On Fri, Sep 13, 2002 at 03:12:02PM -0600, Elijah P Newren wrote:
I've recently decided to spend some spare time and donate back to
Free/Open Source software since I've gotten so much out of it.  I
thought GNOME would be a good place to start, though I'm not sure what
part of GNOME to start on.

Hi, welcome to the club. :-)

I'm hoping to have about 5 hours per week, maybe more if I can, but
I'll shoot for 5 hours.  One possibility that looks interesting is to
make gnome-terminal have a "tabbed terminal" similar to Mozilla's
tabbed browsing.  I even found this link:
http://www.gnome.org/todo/view.php3?id=40.

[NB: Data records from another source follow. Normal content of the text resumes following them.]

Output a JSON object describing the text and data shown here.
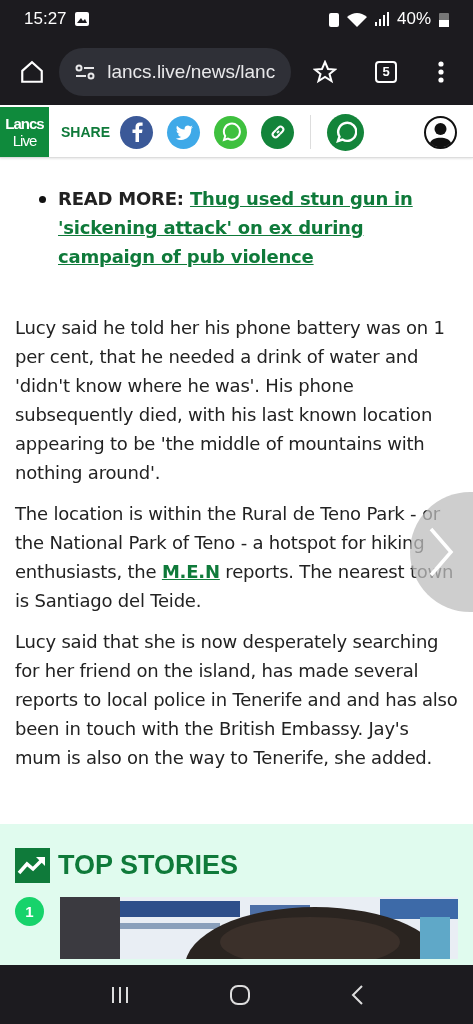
{
  "status_bar": {
    "time": "15:27",
    "battery": "40%"
  },
  "browser": {
    "url": "lancs.live/news/lanc",
    "tab_count": "5"
  },
  "site_header": {
    "logo": [
      "Lancs",
      "Live"
    ],
    "share_label": "SHARE"
  },
  "article": {
    "read_more": {
      "label": "READ MORE:",
      "link": "Thug used stun gun in 'sickening attack' on ex during campaign of pub violence"
    },
    "paragraphs": [
      [
        {
          "kind": "text",
          "text": "Lucy said he told her his phone battery was on 1 per cent, that he needed a drink of water and 'didn't know where he was'. His phone subsequently died, with his last known location appearing to be 'the middle of mountains with nothing around'."
        }
      ],
      [
        {
          "kind": "text",
          "text": "The location is within the Rural de Teno Park - or the National Park of Teno - a hotspot for hiking enthusiasts, the "
        },
        {
          "kind": "link",
          "text": "M.E.N"
        },
        {
          "kind": "text",
          "text": " reports. The nearest town is Santiago del Teide."
        }
      ],
      [
        {
          "kind": "text",
          "text": "Lucy said that she is now desperately searching for her friend on the island, has made several reports to local police in Tenerife and and has also been in touch with the British Embassy. Jay's mum is also on the way to Tenerife, she added."
        }
      ]
    ]
  },
  "top_stories": {
    "title": "TOP STORIES",
    "items": [
      {
        "rank": "1",
        "kind": "picture"
      }
    ]
  }
}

Urgh! We _really_ need to clean out that TODO list. Preferably, with a
blow torch. It is extremely out of touch with the current state of
things.

The terminal in GNOME 2 already has tabs in it (try shift+ctrl+T or
<context click> -> "New Tab"), so that particular project is out of
date.

For a more current list of items (large and small) that need looking at,
have a look at Michael Meeks' todo list at

        http://www.gnome.org/~michael/todo.html

So, I guess I have multiple questions: What are some simple tasks that
I might be able to do, just to get some accomplishments under my belt?
Will I first need to have GNOME2 on my system (I'm planning on
upgrading to Mandrake 9 soon)?

You will want to get GNOME 2 on your system. The 2.0.2 release is coming
out in about two days and work is already underway on the 2.1.x releases
(which become GNOME 2.2 early next year). So there is very little GNOME
1.4 development still continuing.

And, the overall question: Does anyone have some good pointers on how
to become an effective contributor to GNOME?

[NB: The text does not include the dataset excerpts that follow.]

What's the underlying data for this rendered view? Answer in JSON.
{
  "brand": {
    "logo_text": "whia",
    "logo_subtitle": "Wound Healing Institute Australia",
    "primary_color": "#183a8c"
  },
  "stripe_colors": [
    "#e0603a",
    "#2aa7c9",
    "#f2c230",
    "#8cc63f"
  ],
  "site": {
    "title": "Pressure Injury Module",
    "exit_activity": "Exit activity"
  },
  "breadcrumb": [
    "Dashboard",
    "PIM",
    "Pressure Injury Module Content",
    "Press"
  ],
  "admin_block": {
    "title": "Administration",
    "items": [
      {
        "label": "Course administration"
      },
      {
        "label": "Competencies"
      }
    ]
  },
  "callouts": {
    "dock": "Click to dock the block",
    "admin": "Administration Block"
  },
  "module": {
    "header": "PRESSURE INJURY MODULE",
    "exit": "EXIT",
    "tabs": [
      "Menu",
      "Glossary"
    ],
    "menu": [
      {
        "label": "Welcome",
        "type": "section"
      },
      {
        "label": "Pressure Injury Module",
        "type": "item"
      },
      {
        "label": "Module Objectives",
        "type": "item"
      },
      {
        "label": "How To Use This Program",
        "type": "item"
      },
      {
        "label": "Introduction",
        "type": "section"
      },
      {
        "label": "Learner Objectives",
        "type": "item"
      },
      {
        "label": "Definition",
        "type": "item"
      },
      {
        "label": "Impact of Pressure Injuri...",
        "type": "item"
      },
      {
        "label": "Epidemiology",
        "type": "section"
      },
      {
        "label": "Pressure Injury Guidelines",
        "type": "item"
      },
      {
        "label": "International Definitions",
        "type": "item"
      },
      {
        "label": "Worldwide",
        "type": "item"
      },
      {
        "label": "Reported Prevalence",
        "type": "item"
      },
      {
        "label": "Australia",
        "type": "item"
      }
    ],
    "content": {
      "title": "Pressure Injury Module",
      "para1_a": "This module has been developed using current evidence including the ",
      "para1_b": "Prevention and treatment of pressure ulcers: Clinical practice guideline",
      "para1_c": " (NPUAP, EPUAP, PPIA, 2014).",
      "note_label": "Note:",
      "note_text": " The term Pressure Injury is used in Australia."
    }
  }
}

Pick small- to medium-sized tasks initially. Communicate effectively
with the maintainers of the projects you are working with (usually this
means monitoring the appropriate mailing lists). Letting the right
people know of your intentions can often save time (as in this case,
where you nearly picked an already completed project) and duplicated
effort.

Don't be afraid to pick stuff that looks a bit hard from time to time,
since usually it's not as hard as it looks and nobody else necessarily
has more of a clue than you do (I don't think I've ever thanked Miguel
for mentioning that piece of advice on IRC one time).

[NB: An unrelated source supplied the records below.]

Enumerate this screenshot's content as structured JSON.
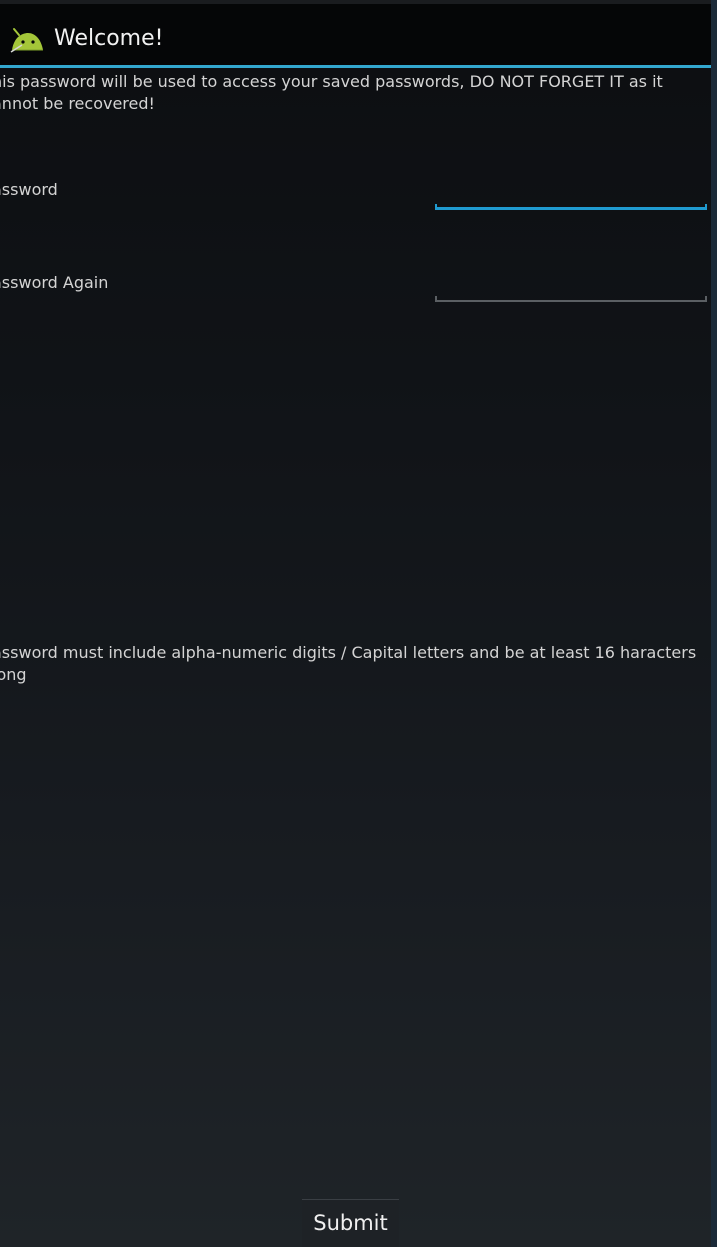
{
  "action_bar": {
    "title": "Welcome!",
    "icon": "android-icon",
    "accent_color": "#33a7cf"
  },
  "intro_text": "his password will be used to access your saved passwords, DO NOT FORGET IT as it annot be recovered!",
  "fields": {
    "password": {
      "label": "assword",
      "value": "",
      "focused": true
    },
    "password_again": {
      "label": "assword Again",
      "value": "",
      "focused": false
    }
  },
  "requirements_text": "assword must include alpha-numeric digits / Capital letters and be at least 16 haracters long",
  "submit_label": "Submit"
}
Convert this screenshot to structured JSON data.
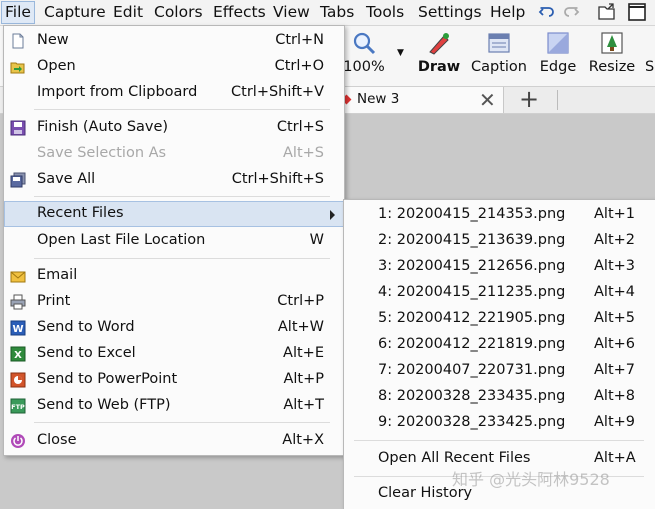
{
  "menubar": {
    "items": [
      "File",
      "Capture",
      "Edit",
      "Colors",
      "Effects",
      "View",
      "Tabs",
      "Tools",
      "Settings",
      "Help"
    ],
    "icons": [
      "undo-icon",
      "redo-icon",
      "open-folder-icon",
      "maximize-icon"
    ]
  },
  "toolbar": {
    "zoom": "100%",
    "buttons": [
      "Draw",
      "Caption",
      "Edge",
      "Resize",
      "S"
    ]
  },
  "tabs": {
    "active": "New 3"
  },
  "file_menu": {
    "items": [
      {
        "label": "New",
        "shortcut": "Ctrl+N",
        "icon": "new-document-icon"
      },
      {
        "label": "Open",
        "shortcut": "Ctrl+O",
        "icon": "open-icon"
      },
      {
        "label": "Import from Clipboard",
        "shortcut": "Ctrl+Shift+V",
        "icon": ""
      },
      {
        "label": "Finish (Auto Save)",
        "shortcut": "Ctrl+S",
        "icon": "save-icon"
      },
      {
        "label": "Save Selection As",
        "shortcut": "Alt+S",
        "icon": "",
        "disabled": true
      },
      {
        "label": "Save All",
        "shortcut": "Ctrl+Shift+S",
        "icon": "save-all-icon"
      },
      {
        "label": "Recent Files",
        "shortcut": "",
        "icon": "",
        "submenu": true
      },
      {
        "label": "Open Last File Location",
        "shortcut": "W",
        "icon": ""
      },
      {
        "label": "Email",
        "shortcut": "",
        "icon": "email-icon"
      },
      {
        "label": "Print",
        "shortcut": "Ctrl+P",
        "icon": "print-icon"
      },
      {
        "label": "Send to Word",
        "shortcut": "Alt+W",
        "icon": "word-icon"
      },
      {
        "label": "Send to Excel",
        "shortcut": "Alt+E",
        "icon": "excel-icon"
      },
      {
        "label": "Send to PowerPoint",
        "shortcut": "Alt+P",
        "icon": "powerpoint-icon"
      },
      {
        "label": "Send to Web (FTP)",
        "shortcut": "Alt+T",
        "icon": "ftp-icon"
      },
      {
        "label": "Close",
        "shortcut": "Alt+X",
        "icon": "close-power-icon"
      }
    ]
  },
  "recent_files": {
    "files": [
      {
        "label": "1:  20200415_214353.png",
        "shortcut": "Alt+1"
      },
      {
        "label": "2:  20200415_213639.png",
        "shortcut": "Alt+2"
      },
      {
        "label": "3:  20200415_212656.png",
        "shortcut": "Alt+3"
      },
      {
        "label": "4:  20200415_211235.png",
        "shortcut": "Alt+4"
      },
      {
        "label": "5:  20200412_221905.png",
        "shortcut": "Alt+5"
      },
      {
        "label": "6:  20200412_221819.png",
        "shortcut": "Alt+6"
      },
      {
        "label": "7:  20200407_220731.png",
        "shortcut": "Alt+7"
      },
      {
        "label": "8:  20200328_233435.png",
        "shortcut": "Alt+8"
      },
      {
        "label": "9:  20200328_233425.png",
        "shortcut": "Alt+9"
      }
    ],
    "open_all": {
      "label": "Open All Recent Files",
      "shortcut": "Alt+A"
    },
    "clear": {
      "label": "Clear History"
    }
  },
  "watermark": "知乎 @光头阿林9528",
  "colors": {
    "highlight": "#d9e4f2",
    "menu_bg": "#fbfbfb",
    "disabled_text": "#a8a8a8"
  }
}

Another thing to do if you are looking for places to start is to go to
GNOME's bugzilla, pick a bug and just fix it. Then pick another one.
Repeat. In particular, have a look at 
http://bugzilla.gnome.org/product-mostfrequent.cgi (the most frequently
reported bugs) and http://bugzilla.gnome.org/gnome-2 (the currently open
GNOME 2 bugs, sorted by component). There is much joy to be had from
just fixing two or three little annoyances every week for a month or so.

I'm sure there are about a million other tips that people can offer
there. In fact, somebody was going to write a document about this some
point -- there may even be a bug for it (if not, why not, Telsa?).